Kids Corner is also new with WP8 and allows you to quarantine sections of the phone, so your child can play games, but can't access your email or alter any settings.
Local Scout does a bit of a Google Now and offers dynamic information depending on where you are, including the nearest shops, restaurants and places of interest.
Microsoft Office is on board, making your phone into an effective workstation, able to create and edit Word, Excel and PowerPoint docs.
Maps and City Lens
As well as the new stuff from Microsoft, Nokia has a few unique apps of its own that make this a handset worth checking out. Nokia Maps is here and you don't have to rely on a data connection while you're using them -- you can download them direct to your phone. Nokia Drive offers free turn-by-turn navigation -- something you won't see on other WP8 handsets like the HTC 8X.
Point your camera at a street scene, and Nokia's City Lens augmented reality app uses map and local info to display info about what you're seeing -- the quality of results you get will depend on the popularity of the street, but it's fun to use and is likely to get better.
Nokia Music is also free and allows you to create playlists that you can stream as well as download up to 14.5 hours of tunes to carry around with you for offline playback. There's also Nokia Mix Radio, the free service that lets you stream or download a selection of themed tracks from a cache of 17m. It's not quite Spotify Premium, but it is free. There's no FM radio though.

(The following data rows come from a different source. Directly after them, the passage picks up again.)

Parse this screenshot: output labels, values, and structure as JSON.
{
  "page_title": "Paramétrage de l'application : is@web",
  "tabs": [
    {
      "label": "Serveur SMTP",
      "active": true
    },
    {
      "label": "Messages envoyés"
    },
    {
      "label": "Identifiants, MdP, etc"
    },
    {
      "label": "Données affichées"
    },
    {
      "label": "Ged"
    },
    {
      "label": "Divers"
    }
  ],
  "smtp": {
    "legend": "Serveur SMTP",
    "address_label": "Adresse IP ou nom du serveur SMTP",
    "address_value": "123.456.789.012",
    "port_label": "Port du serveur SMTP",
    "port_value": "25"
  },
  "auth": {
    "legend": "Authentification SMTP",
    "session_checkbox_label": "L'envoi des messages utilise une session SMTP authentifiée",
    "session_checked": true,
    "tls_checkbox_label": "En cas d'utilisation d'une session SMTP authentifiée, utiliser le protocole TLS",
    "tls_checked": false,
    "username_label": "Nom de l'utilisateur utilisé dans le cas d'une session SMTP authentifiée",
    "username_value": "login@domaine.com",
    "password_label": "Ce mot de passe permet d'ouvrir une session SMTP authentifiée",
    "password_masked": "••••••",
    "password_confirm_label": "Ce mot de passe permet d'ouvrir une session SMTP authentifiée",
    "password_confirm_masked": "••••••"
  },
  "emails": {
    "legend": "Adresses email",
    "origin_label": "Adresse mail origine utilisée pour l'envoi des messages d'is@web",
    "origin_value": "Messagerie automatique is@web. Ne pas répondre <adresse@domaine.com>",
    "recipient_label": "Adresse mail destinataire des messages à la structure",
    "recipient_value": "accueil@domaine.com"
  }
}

One chink in the Windows Phone armour is its Marketplace app store, which is pretty thinly populated compared to the Apple and Google alternatives. They've got 700,000+ apps each, while WP still only has a bit over 100,000 -- still, it has many of the most popular, including Facebook, Twitter, LinkedIn and Skype, but there's no iPlayer.
Power and cameras
The 902 is one of the first phones we've seen with built-in wireless charging. You'll need to shell out for a £55 charging pad from Nokia, but with the pad plugged into the mains, you simply rest the phone on it and it will charge automatically by magnetic induction. We've seen this technology before on the PowerMat and other devices, but they generally require an adaptor or a special case for each phone -- this makes it much easier and intuitive, if not particularly cheap.

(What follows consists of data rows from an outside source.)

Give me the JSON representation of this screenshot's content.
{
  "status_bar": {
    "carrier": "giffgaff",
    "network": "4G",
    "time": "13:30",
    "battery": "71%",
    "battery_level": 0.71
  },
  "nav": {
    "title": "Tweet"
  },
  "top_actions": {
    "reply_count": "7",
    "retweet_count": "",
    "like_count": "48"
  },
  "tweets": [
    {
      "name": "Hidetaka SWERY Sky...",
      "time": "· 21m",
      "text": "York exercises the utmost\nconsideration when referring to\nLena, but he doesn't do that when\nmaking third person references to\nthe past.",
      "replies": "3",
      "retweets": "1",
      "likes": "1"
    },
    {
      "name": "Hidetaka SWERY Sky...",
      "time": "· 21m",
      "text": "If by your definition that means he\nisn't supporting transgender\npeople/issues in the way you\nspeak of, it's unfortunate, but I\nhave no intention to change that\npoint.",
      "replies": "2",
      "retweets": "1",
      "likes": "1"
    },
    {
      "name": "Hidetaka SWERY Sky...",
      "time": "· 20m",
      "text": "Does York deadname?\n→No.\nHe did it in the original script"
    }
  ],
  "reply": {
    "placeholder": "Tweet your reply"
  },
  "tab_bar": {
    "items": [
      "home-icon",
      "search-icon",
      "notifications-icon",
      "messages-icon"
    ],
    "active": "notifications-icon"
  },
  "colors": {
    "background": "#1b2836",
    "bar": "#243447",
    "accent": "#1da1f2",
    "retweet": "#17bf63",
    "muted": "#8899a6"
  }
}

The 8.7-megapixel camera uses the same PureView technology we saw in the Nokia 808 -- the one with the 41-megapixel camera which Nokia produced just to show it could. It has a good quality Carl Zeiss Tessar lens with a fast f/2.0 aperture and a dual LED flash but is a bit light on features. As with other WP8 cameras, there's now the option to add software features to the camera with "lenses". In this case there's the Bing Vision barcode scanner, plus SmartShoot, which allows you to remove blurred or moving elements in a posed picture (people walking past in the background, for instance). There's also CinemaGraph, which lets you create moving .gif images within a picture, so it looks a bit like those newspaper pics from Harry Potter. Despite the lower pixel count, it delivers sharp, clear pics with good colour balance and little in the way of artefacts, so long as you have decent light. It can record full HD 1080p video at 30fps and the front-facing camera can do 720p HD.
Despite the large 2,000mAh battery, the 902 didn't deliver very well on power, barely making it through a full day of admittedly fairly intensive use. The battery's fixed too, so you can't carry a spare.
Conclusion
Microsoft maintains such a tight hold on the specs for Windows Phone that the WP8 experience is going to be very similar, whichever handset you're using. However, the bundled free apps from Nokia, as well as the excellent screen and speedy processor all give this handset the edge as the best WP8 handset so far.